In einer ersten Reaktion unterstützte der prominenteste Präsidentschaftskandidat für die ukrainischen Wahlen am 25. Mai, Petro Poroschenko, die Aktion. Endlich habe sich der Staat dazu durchgerungen, mit den Terroristen in der Sprache der Gewalt zu sprechen, so Poroschenko. Das seien genau die Schritte, auf die die Ukraine gewartet habe.

Auch Kiewer Maidan-Aktivisten unterstützten das Vorgehen der Regierung, wenngleich weniger selbstsicher. Ja, die Aktion sei schon richtig gewesen, sagt Taras, einer der Maidan-Aktivisten der ersten Stunde. Anderseits könnte das aber auch der Beginn eines Bürgerkrieges sein. „Wenn das so weitergeht, haben wir auch bald unser Nagornij Karabach“, sagt er unter Verweis auf die armenisch kontrollierte Bergregion innerhalb Aserbaidschans im Kaukasus, die seit zwanzig Jahren zwischen beiden Ländern umstritten ist.

Unter der Bevölkerung der Nachbarstädte von Slawjansk geht indessen die Angst um, dass der Krieg auch sie erreicht.
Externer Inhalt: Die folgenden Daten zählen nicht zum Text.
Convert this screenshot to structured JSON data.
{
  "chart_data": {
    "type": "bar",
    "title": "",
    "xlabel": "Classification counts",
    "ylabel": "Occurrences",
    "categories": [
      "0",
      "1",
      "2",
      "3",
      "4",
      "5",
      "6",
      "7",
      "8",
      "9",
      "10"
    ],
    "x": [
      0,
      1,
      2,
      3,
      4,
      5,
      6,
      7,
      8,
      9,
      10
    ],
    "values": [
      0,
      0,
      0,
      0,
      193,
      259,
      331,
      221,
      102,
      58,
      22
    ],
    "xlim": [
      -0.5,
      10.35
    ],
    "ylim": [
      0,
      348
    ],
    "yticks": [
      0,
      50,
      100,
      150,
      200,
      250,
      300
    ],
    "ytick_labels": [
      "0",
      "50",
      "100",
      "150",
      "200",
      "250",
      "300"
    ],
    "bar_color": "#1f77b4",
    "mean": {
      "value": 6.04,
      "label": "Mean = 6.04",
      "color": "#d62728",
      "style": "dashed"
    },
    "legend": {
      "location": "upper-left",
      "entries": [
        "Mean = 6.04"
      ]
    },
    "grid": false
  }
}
Frauen schicken ihre Männer in den Kampf, weinende Kinder verabschieden sich von ihren Vätern, berichtet eine Einwohnerin einer Nachbarstadt telefonisch.
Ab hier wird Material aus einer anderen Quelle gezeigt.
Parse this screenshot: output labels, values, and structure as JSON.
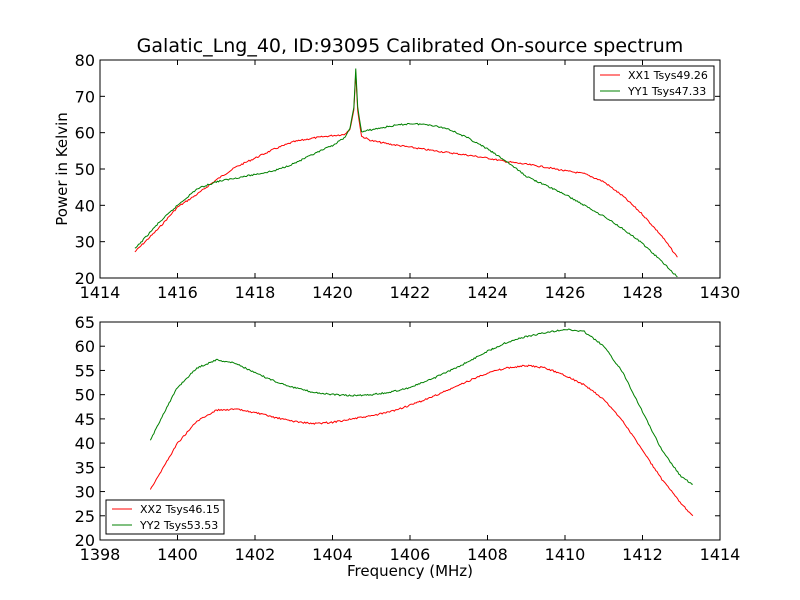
{
  "chart_data": [
    {
      "type": "line",
      "title": "Galatic_Lng_40, ID:93095 Calibrated On-source spectrum",
      "xlabel": "",
      "ylabel": "Power in Kelvin",
      "xlim": [
        1414,
        1430
      ],
      "ylim": [
        20,
        80
      ],
      "xticks": [
        1414,
        1416,
        1418,
        1420,
        1422,
        1424,
        1426,
        1428,
        1430
      ],
      "yticks": [
        20,
        30,
        40,
        50,
        60,
        70,
        80
      ],
      "grid": false,
      "legend_position": "top-right",
      "series": [
        {
          "name": "XX1 Tsys49.26",
          "color": "#ff0000",
          "x": [
            1414.9,
            1415.5,
            1416.0,
            1416.5,
            1417.0,
            1417.5,
            1418.0,
            1418.5,
            1419.0,
            1419.5,
            1420.0,
            1420.3,
            1420.45,
            1420.55,
            1420.6,
            1420.65,
            1420.75,
            1421.0,
            1421.5,
            1422.0,
            1422.5,
            1423.0,
            1423.5,
            1424.0,
            1424.5,
            1425.0,
            1425.5,
            1426.0,
            1426.5,
            1427.0,
            1427.5,
            1428.0,
            1428.5,
            1428.9
          ],
          "y": [
            27.2,
            33.5,
            39.5,
            43.0,
            47.0,
            50.5,
            53.0,
            55.5,
            57.5,
            58.5,
            59.2,
            59.5,
            61.0,
            66.0,
            76.5,
            66.0,
            59.0,
            57.8,
            56.8,
            56.0,
            55.2,
            54.5,
            53.8,
            53.0,
            52.0,
            51.3,
            50.5,
            49.5,
            48.7,
            46.5,
            42.5,
            37.5,
            31.5,
            25.7
          ]
        },
        {
          "name": "YY1 Tsys47.33",
          "color": "#008000",
          "x": [
            1414.9,
            1415.5,
            1416.0,
            1416.5,
            1417.0,
            1417.5,
            1418.0,
            1418.5,
            1419.0,
            1419.5,
            1420.0,
            1420.3,
            1420.45,
            1420.55,
            1420.6,
            1420.65,
            1420.75,
            1421.0,
            1421.5,
            1422.0,
            1422.5,
            1423.0,
            1423.5,
            1424.0,
            1424.5,
            1425.0,
            1425.5,
            1426.0,
            1426.5,
            1427.0,
            1427.5,
            1428.0,
            1428.5,
            1428.9
          ],
          "y": [
            28.0,
            35.0,
            40.0,
            44.5,
            46.5,
            47.5,
            48.5,
            49.5,
            51.5,
            54.0,
            56.5,
            58.5,
            61.0,
            67.0,
            77.5,
            67.0,
            60.2,
            60.8,
            61.8,
            62.5,
            62.2,
            61.0,
            58.5,
            55.5,
            52.0,
            48.0,
            45.5,
            43.0,
            40.0,
            37.0,
            33.5,
            29.5,
            24.5,
            20.3
          ]
        }
      ]
    },
    {
      "type": "line",
      "title": "",
      "xlabel": "Frequency (MHz)",
      "ylabel": "",
      "xlim": [
        1398,
        1414
      ],
      "ylim": [
        20,
        65
      ],
      "xticks": [
        1398,
        1400,
        1402,
        1404,
        1406,
        1408,
        1410,
        1412,
        1414
      ],
      "yticks": [
        20,
        25,
        30,
        35,
        40,
        45,
        50,
        55,
        60,
        65
      ],
      "grid": false,
      "legend_position": "bottom-left",
      "series": [
        {
          "name": "XX2 Tsys46.15",
          "color": "#ff0000",
          "x": [
            1399.3,
            1399.6,
            1400.0,
            1400.5,
            1401.0,
            1401.5,
            1402.0,
            1402.5,
            1403.0,
            1403.5,
            1404.0,
            1404.5,
            1405.0,
            1405.5,
            1406.0,
            1406.5,
            1407.0,
            1407.5,
            1408.0,
            1408.5,
            1409.0,
            1409.5,
            1410.0,
            1410.5,
            1411.0,
            1411.5,
            1412.0,
            1412.5,
            1413.0,
            1413.3
          ],
          "y": [
            30.5,
            34.5,
            40.0,
            44.5,
            46.8,
            47.0,
            46.3,
            45.3,
            44.5,
            44.0,
            44.3,
            45.0,
            45.6,
            46.5,
            47.8,
            49.3,
            51.0,
            52.8,
            54.5,
            55.5,
            56.0,
            55.5,
            54.0,
            52.0,
            49.0,
            44.5,
            38.5,
            32.5,
            27.5,
            25.0
          ]
        },
        {
          "name": "YY2 Tsys53.53",
          "color": "#008000",
          "x": [
            1399.3,
            1399.6,
            1400.0,
            1400.5,
            1401.0,
            1401.5,
            1402.0,
            1402.5,
            1403.0,
            1403.5,
            1404.0,
            1404.5,
            1405.0,
            1405.5,
            1406.0,
            1406.5,
            1407.0,
            1407.5,
            1408.0,
            1408.5,
            1409.0,
            1409.5,
            1410.0,
            1410.5,
            1411.0,
            1411.5,
            1412.0,
            1412.5,
            1413.0,
            1413.3
          ],
          "y": [
            40.5,
            45.5,
            51.5,
            55.5,
            57.2,
            56.5,
            54.5,
            52.8,
            51.5,
            50.5,
            50.0,
            49.8,
            50.0,
            50.5,
            51.5,
            53.0,
            54.8,
            56.8,
            59.0,
            60.8,
            62.0,
            62.8,
            63.5,
            63.0,
            60.0,
            54.5,
            46.5,
            38.5,
            33.0,
            31.5
          ]
        }
      ]
    }
  ]
}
Gegen Abend schien sich die Lage in Slawjansk allerdings etwas zu beruhigen. Die Nationalgarde habe Slawjansk „praktisch von den Terroristen gesäubert“ erklärte der Kommandeur der Nationalgarde, Stepan Poltarak, auf der Homepage des ukrainischen Innenministeriums. Doch nach der Offensive von Slawjansk ist nichts mehr so wie vorher. Am Freitag Nachmittag kündigten uniformierte und bewaffnete Freiwillige auf der Krim an, sie würden sich auf den Weg in die Ostukraine machen, um ihre „slawischen Brüder“ zu unterstützen.

Derweil ist auch in Odessa am Schwarzen Meer bei Auseinandersetzungen zwischen prorussischen Separatisten und Anhängern der Regierung in Kiew ein Mann erschossen worden. Der Mann sei in die Brust getroffen worden, teilt die Polizei mit.